Он установил медную сковородку на самое холодное место гриля, взбил oeufs a l'orange [2]2
Яйца с апельсиновым соком (фр.)
[Закрыть], добавил специй, поджарил на медленном огне омлет – тоненький, как бумага, – и ловко разделил на две порции. Щенок все говорил и говорил, фермер слушал, то и дело кивая. А Куки тем временем с проворством фокусника изготовил riz espanol flambe', выложил полукругом на тарелки к омлету, добавил по веточке водяного кресса и щедро посыпал все монтанской сальсой. И вот уже перед двумя хорьками стоял завтрак, легчайший, как утренний воздух, и переливающийся всеми красками новорожденного дня.
– Спасибо, Куки, – сказал Джоди.
– Большое спасибо, – сказал щенок.
Баджирону казалось странным, что сегодня он – на особом положении и не может, как обычно, поболтать с Куки и посмеяться над экзотическим утренним меню.
Повар кивнул им обоим, улыбнулся в усы и тихонько покатил свою тележку прочь, оставив угли понемногу догорать в камине.
Только через час, когда остальное ранчо начало просыпаться под дивный звон металлического треугольника, Джоди поднялся из-за стола.
– Ну, у тебя, кажется, большой день впереди.
– Да, сэр. Спасибо, что уделили мне время, сэр. И за завтрак спасибо!
Но не успел малыш пройти и нескольких шагов по коридору, как фермер окликнул его:
– Стой, Баджирон! Это тебе!
Баджи обернулся и удивленно заморгал. Джоди протягивал ему книгу.
– Это твоя. Для тебя.
– Спасибо, сэр!
В общей спальне было пусто – все ушли завтракать. Только теперь Баджирон решился рассмотреть подарок.
Темно-синюю, как ночное небо, обложку наискось пересекал белый заголовок: «К западу от дома». Хорьскаут раскрыл книгу, лапы его дрожали. Напротив титульной страницы – размашистая, уверенная надпись темными чернилами:
«Тебе, юный писатель, кто бы ты ни был. Теперь, когда Хорек Джоди вручил тебе эту книгу, мой факел стал твоим. Зажги его собственным светом и пронеси еще один день, прежде чем передать дальше».
И подпись с завитушкой: «Хорек Таминдер».
Глава десятая
Хорьчиха Жасмина без сил опустилась на оборчатые подушки кресла перед гримерным столиком. Во вторник были съемки в Венесуэле, экстравагантный эпизод для «Феретимы». В среду – фестиваль «Боксксес-Фильм» на юге Франции. В четверг – очередные интервью для журналов и выпусков новостей. Вчера – церемония вручения наград от актерского колледжа. Вечер незаметно перешел в утро, времени на отдых не осталось. А сегодня – еще один перелет: один старый друг везет ее в какое-то таинственное путешествие.

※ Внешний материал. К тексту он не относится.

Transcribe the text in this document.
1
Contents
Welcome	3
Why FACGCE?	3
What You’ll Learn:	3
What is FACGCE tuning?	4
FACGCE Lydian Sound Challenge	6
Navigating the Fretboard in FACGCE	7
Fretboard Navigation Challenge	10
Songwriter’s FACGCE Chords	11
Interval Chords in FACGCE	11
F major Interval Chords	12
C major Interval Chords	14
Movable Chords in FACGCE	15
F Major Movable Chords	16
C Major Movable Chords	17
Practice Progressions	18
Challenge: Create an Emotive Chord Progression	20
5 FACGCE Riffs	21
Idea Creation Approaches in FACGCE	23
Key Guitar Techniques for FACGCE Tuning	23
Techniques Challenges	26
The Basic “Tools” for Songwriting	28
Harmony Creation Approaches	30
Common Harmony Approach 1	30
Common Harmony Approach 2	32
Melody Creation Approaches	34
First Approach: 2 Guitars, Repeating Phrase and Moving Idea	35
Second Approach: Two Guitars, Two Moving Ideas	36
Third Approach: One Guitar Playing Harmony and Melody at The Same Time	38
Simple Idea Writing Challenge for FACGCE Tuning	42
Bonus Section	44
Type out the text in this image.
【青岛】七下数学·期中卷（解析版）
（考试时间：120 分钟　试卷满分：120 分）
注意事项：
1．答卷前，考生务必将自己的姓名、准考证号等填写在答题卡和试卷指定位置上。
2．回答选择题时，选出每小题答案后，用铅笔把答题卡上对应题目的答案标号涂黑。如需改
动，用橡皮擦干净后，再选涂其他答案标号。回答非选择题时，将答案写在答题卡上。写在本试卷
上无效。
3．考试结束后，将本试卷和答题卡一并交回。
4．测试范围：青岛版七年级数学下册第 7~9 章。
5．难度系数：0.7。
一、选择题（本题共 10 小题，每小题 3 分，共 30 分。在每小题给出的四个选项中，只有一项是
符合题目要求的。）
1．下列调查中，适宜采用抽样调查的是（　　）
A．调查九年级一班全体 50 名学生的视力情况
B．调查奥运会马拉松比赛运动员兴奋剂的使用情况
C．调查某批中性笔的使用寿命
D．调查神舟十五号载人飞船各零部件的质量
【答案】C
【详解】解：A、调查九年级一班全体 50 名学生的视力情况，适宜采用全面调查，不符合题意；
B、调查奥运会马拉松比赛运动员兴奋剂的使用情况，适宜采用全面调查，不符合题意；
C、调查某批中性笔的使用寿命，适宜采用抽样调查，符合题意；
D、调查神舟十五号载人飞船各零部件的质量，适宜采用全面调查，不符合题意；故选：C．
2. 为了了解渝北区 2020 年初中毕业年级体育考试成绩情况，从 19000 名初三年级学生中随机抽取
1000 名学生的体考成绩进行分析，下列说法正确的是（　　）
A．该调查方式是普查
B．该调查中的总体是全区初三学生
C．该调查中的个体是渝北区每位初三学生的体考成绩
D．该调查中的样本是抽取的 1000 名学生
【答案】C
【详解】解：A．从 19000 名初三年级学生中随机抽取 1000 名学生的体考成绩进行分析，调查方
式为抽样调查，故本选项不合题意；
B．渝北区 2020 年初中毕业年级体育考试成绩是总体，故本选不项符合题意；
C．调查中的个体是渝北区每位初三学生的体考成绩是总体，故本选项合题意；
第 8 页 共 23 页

Придвинувшись поближе к зеркалу, Жасмина принялась водить по своей серебристой шубке щеткой из эбенового дерева, старательно взъерошивая мех: скоро получится прическа, которую весь хоречий мир давно уже называл «под Жасмину». В уголке зеркала был прилеплен старый железнодорожный билет с дырочкой в форме сердца, а рядом – фото юного красавца-хорька в шейном платке и шляпе.
Почти вплотную к зеркалу красовались два хрустальных куба на серебряных подставках-шпилях с какими-то надписями, в отражении неразборчивыми. Ближе к переднему краю столика – два «Усача», тяжеленькие золотые статуэтки в виде хорьков. На первой значилось: «Лучшей актрисе – Хорьчихе Жасмине». На второй – главном призе вчерашней церемонии – «Щенки выбирают Хорьчиху Жасмину».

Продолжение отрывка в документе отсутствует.